The first thing I became interested in when learning about NLP was Question Answering systems. I thought it would be great if we had such a system in Persian NLP, but we did not have any related Persian datasets at the time. It was a good opportunity to collect some data and learn about the data collection process as well. A 10K entry dataset was collected by me and my teammates, and we trained the first Persian QA model that was cited in another related paper later. This project has given me some friends in the Persian NLP community. Open source datasets are sometimes valuable enough for the community to share. It is important to remember that you do not necessarily have to collect data, sometimes automatic labeling or ideas like that can be used instead. As an example, I created 400K pairs of Persian captions along with images using translation and filtering to create the Persian version of CLIP. Many other practitioners are using the dataset for other multimodal tasks as well. The next section illustrates the general framework for solution adaptation 👇
- Experience: The task of collecting data should be taken seriously and an expert should be consulted.

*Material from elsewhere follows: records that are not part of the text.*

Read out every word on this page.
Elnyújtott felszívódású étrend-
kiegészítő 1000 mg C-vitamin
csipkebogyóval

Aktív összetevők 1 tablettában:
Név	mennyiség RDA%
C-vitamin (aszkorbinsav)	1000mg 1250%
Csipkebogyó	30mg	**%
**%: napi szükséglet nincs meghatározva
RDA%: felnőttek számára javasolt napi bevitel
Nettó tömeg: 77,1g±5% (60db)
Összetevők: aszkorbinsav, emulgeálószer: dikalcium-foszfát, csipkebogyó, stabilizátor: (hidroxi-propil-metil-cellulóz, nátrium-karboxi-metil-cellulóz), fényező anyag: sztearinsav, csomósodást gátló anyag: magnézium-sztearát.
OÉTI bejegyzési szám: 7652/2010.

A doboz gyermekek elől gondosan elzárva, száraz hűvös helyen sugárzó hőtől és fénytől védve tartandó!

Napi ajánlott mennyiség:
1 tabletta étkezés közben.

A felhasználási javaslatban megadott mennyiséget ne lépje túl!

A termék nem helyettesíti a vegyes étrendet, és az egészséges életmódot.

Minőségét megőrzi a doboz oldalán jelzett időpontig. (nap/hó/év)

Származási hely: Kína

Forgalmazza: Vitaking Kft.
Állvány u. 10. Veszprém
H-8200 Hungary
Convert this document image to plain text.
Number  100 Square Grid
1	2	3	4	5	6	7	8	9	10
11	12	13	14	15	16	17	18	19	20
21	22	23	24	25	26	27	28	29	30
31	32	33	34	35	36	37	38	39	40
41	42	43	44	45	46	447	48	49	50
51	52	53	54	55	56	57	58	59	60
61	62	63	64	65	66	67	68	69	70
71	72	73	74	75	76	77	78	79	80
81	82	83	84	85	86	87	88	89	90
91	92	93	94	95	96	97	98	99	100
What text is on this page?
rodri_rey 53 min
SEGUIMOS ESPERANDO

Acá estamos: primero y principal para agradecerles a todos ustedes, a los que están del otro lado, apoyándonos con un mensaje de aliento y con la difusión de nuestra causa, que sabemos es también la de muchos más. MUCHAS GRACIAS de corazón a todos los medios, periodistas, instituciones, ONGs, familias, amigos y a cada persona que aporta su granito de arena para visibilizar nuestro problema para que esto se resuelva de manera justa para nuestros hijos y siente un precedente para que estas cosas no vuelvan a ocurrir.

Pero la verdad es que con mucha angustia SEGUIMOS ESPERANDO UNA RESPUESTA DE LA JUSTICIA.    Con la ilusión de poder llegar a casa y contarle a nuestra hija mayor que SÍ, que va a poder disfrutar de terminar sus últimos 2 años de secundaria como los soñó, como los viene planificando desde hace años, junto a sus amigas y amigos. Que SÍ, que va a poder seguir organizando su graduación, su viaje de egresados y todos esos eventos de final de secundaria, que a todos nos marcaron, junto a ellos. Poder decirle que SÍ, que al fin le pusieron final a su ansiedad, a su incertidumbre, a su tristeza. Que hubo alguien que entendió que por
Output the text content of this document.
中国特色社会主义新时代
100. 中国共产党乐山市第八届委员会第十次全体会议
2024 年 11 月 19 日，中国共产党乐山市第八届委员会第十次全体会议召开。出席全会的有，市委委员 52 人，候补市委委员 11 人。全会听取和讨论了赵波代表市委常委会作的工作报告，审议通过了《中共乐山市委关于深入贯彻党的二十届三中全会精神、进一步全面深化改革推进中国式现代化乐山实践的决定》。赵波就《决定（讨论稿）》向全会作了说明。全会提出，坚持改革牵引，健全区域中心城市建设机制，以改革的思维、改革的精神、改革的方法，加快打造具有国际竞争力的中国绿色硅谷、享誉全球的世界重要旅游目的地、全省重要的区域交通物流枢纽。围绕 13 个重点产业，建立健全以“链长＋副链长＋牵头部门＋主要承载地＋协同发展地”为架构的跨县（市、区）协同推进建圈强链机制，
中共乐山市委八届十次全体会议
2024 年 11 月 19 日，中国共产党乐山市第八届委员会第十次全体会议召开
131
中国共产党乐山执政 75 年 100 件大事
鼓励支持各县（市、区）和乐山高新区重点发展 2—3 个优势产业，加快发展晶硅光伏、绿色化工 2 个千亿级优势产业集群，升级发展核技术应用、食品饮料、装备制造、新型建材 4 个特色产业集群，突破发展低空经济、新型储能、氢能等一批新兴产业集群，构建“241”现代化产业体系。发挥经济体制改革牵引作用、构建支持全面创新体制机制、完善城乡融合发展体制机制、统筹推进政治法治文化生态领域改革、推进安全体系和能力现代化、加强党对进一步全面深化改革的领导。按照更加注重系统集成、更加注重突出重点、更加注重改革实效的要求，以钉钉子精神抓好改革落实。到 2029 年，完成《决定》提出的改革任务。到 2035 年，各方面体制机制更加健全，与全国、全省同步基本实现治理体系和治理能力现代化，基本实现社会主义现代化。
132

I’d rather discuss solution adaptation whit an example. Imagine this, there is a great new research paper on NLP, you can apply it to your own language. Any idea can be implemented in your native language if English isn’t your mother tongue, that’s called specification (reduction). In order to serve the Farsi community, I have developed a Farsi version of CLIP called CLIPfa. It has been used in a few companies and shows that it can be useful. Generalization means If new research has come out in one area of NLP, try generalizing it to other areas. As an example, Transformers (Attention is all you need) was first introduced for machine translation. Today, it is used everywhere from GPT-3 to state-of-the-art vision models. In the early days of deep learning, the U-net architecture was first proposed for segmenting medical images. They are now included in diffusion models, which are considered to be the most promising generative models at the time. Never underestimate the power of Adaptation.
The more you learn, the better your ideas will be. How come? As you gain more knowledge about the field, you can see the big picture better and connect ideas and solutions from different areas. It is for this reason that I believe an NLP practitioner should be up to date on the latest research in computer vision and vice versa. I’m not an expert in the field yet, just learning. There may be many of you who disagree with my statements in the article. I would appreciate it if you shared them with me so that we can learn from each other✌️
Final Words: In a project, you should learn or earn (credit). If it does neither, move on to the next one. how to advertise a project is another matter to discuss.